Cognitive Chunking for Soft Prompts: Accelerating Compressor Learning via Block-wise Causal Masking

Providing extensive context via prompting is vital for leveraging the capabilities of Large Language Models (LLMs). However, lengthy contexts significantly increase inference latency, as the computational cost of self-attention grows quadratically with sequence length. To mitigate this issue, context compression-particularly soft prompt compressio-has emerged as a widely studied solution, which converts long contexts into shorter memory embeddings via a trained compressor. Existing methods typically compress the entire context indiscriminately into a set of memory tokens, requiring the compressor to capture global dependencies and necessitating extensive pre-training data to learn effective patterns. Inspired by the chunking mechanism in human working memory and empirical observations of the spatial specialization of memory embeddings relative to original tokens, we propose Parallelized Iterative Compression (PIC). By simply modifying the Transformer's attention mask, PIC explicitly restricts the receptive field of memory tokens to sequential local chunks, thereby lowering the difficulty of compressor training. Experiments across multiple downstream tasks demonstrate that PIC consistently outperforms competitive baselines, with superiority being particularly pronounced in high compression scenarios (e.g., achieving relative improvements of 29.8\% in F1 score and 40.7\% in EM score on QA tasks at the $64\times$ compression ratio). Furthermore, PIC significantly expedites the training process. Specifically, when training the 16$\times$ compressor, it surpasses the peak performance of the competitive baseline while effectively reducing the training time by approximately 40\%.

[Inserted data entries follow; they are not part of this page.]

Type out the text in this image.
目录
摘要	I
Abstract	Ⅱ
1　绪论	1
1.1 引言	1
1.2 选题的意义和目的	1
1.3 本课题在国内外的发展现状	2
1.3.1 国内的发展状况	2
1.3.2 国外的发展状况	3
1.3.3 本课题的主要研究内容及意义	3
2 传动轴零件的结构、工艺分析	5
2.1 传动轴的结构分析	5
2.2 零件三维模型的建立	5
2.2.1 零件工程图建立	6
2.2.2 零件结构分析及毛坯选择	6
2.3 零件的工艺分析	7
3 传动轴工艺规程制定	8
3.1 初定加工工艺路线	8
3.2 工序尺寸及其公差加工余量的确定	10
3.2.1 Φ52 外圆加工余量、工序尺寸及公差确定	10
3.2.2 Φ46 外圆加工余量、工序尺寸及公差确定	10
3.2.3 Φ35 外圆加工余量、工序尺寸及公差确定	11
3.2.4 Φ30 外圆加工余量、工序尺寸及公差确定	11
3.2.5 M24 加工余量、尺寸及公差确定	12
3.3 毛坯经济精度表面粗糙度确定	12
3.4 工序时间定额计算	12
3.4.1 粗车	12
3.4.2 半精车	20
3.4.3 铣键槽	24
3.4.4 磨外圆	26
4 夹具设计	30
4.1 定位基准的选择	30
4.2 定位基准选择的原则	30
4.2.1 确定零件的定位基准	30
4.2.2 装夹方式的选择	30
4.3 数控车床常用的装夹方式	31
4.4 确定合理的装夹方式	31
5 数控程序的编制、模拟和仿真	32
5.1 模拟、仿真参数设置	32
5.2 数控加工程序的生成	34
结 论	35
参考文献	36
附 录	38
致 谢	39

翻译：通过提示提供丰富上下文对于发挥大型语言模型（LLM）的能力至关重要。然而，长上下文会显著增加推理延迟，因为自注意力机制的计算成本随序列长度呈二次方增长。为缓解此问题，上下文压缩——尤其是软提示压缩——已成为广泛研究的解决方案，其通过训练压缩器将长上下文转换为更短的记忆嵌入。现有方法通常将整个上下文不加区分地压缩为一组记忆标记，要求压缩器捕获全局依赖关系，并需要大量预训练数据以学习有效模式。受人类工作记忆中的分块机制以及对记忆嵌入相对于原始标记的空间专业化特征的实证观察启发，我们提出并行迭代压缩（PIC）。该方法仅通过修改Transformer的注意力掩码，显式地将记忆标记的感受野限制在顺序局部块中，从而降低压缩器训练的难度。在多个下游任务上的实验表明，PIC始终优于竞争基线方法，其优势在高压缩场景下尤为显著（例如在QA任务中，当压缩比为$64\times$时，F1分数相对提升29.8\%，EM分数相对提升40.7\%）。此外，PIC显著加速了训练过程。具体而言，在训练$16\times$压缩器时，其性能超越竞争基线的峰值水平，同时有效减少约40\%的训练时间。